So I would agree proposal 2.b is the perfect solution for reworking backup function:

  1. create an empty db with only one table to keep all files (and a config table which keeps backup version?)
  2. insert messenger.db as a blob to this table
  3. insert all files from blob dir to this table

This smart approach has many advantages:

  • Implementation can be done with only less effort in adapting current code
  • No vacuum need while import. Memory consumption drops to around 2*N mb in summary :-)
  • Only one backup file (can be encrypted as a whole).

For a transitional period a switch can be used to determine backup file version and call old/new import function. To examine messenger.db easily I could imagine an additional expert funtion to export/import the messenger.db file without blobs! Blob limits should not be a problem as limits are not existing or very high (see sqlite.org) We can use SQLite archive format? This would ease handling again :-)

csb0730 avatar Jan 17 '19 00:01 csb0730

Hi @r10s I can do the necessary updates but first I want to specify in detail what and how to change. I'll make a proposal ...

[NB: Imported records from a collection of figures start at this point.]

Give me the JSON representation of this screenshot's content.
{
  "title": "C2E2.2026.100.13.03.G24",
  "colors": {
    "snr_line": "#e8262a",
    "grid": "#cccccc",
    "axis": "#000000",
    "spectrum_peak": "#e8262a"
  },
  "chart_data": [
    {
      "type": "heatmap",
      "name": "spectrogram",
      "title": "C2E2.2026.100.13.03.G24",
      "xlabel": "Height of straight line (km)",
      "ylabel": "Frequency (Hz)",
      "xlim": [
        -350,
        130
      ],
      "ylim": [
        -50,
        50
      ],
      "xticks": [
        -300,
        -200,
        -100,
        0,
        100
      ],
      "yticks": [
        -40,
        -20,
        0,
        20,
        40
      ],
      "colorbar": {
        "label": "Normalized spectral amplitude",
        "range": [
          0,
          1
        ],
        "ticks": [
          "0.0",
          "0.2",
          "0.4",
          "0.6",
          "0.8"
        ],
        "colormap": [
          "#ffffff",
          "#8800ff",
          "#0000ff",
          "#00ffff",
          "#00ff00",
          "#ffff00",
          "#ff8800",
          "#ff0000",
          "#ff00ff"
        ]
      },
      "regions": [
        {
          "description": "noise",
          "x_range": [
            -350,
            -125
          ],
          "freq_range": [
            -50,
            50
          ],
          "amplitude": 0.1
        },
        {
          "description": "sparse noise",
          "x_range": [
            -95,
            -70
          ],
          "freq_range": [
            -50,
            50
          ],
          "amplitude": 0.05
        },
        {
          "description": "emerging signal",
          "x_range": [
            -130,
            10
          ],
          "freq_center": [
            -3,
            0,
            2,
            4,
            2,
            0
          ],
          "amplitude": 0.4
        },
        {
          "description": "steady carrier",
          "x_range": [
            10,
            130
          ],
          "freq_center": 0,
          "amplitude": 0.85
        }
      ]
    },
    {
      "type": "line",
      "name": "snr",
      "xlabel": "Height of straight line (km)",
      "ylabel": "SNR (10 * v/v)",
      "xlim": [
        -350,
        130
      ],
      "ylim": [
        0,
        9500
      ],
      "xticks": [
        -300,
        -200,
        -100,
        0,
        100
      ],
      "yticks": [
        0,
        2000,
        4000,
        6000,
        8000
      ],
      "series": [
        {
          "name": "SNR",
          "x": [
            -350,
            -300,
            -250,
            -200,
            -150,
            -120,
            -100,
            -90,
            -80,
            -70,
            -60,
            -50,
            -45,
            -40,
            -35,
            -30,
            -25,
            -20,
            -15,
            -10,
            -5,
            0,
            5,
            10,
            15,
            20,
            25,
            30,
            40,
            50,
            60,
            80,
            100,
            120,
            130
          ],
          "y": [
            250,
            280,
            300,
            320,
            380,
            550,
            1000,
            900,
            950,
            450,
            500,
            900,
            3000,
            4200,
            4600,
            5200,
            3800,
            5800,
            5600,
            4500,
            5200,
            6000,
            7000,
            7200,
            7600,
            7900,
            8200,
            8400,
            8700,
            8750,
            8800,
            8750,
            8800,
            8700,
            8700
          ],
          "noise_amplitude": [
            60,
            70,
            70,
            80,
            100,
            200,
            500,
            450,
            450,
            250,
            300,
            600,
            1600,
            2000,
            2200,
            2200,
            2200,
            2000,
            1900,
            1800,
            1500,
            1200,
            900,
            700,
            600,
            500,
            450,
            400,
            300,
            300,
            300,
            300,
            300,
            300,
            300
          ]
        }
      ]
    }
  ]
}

csb0730 avatar Jan 19 '19 09:01 csb0730

@r10s sounds good :) you're talking about 2b then? we should keep in mind that we ...

  1. have to maintain the old import-format also for a while to have a smart upgrade path.

  2. maintaining the old export-format otoh would be needed for downgrades.

while 1. is a must imho, maybe also 2. is easy to have by just exporting the whole db as it is currently and add the whole db-blob additionally. the import-routine can pick the one it prefers then. this would result in having the non-blob data twice, however, they are small - all messages and meta data may be only as small as a single video file.

r10s avatar Jan 19 '19 10:01 r10s

@r10s yes 2b.

But I intend to write a new sqlite_open() function to create a proper new db file. It can be derived from current one by stripping our all the table creation code. As I see, all the necessary information in current import and export functions is there so I see no difficulty in implementing.

To handle old/new style backup format we need whether a switch in code or let user manually decide? I think for import an automatic test of file and dispatching to the correct code is possible. For export the user should do it manually because DC don't know if user needs to go back or not. Default should be new format.

But thats only the im/ex process.

The details about file format leads me to the questions:

  • how to distinguish backup versions?
  • is it necessary to have backup-version information (like messenger.db). Then a config table would be needed.
  • is it necessary to have the backup timestamp in file (suspect yes => config table)
  • is SQLite3 archive format a possible solution for file format?

csb0730 avatar Jan 19 '19 21:01 csb0730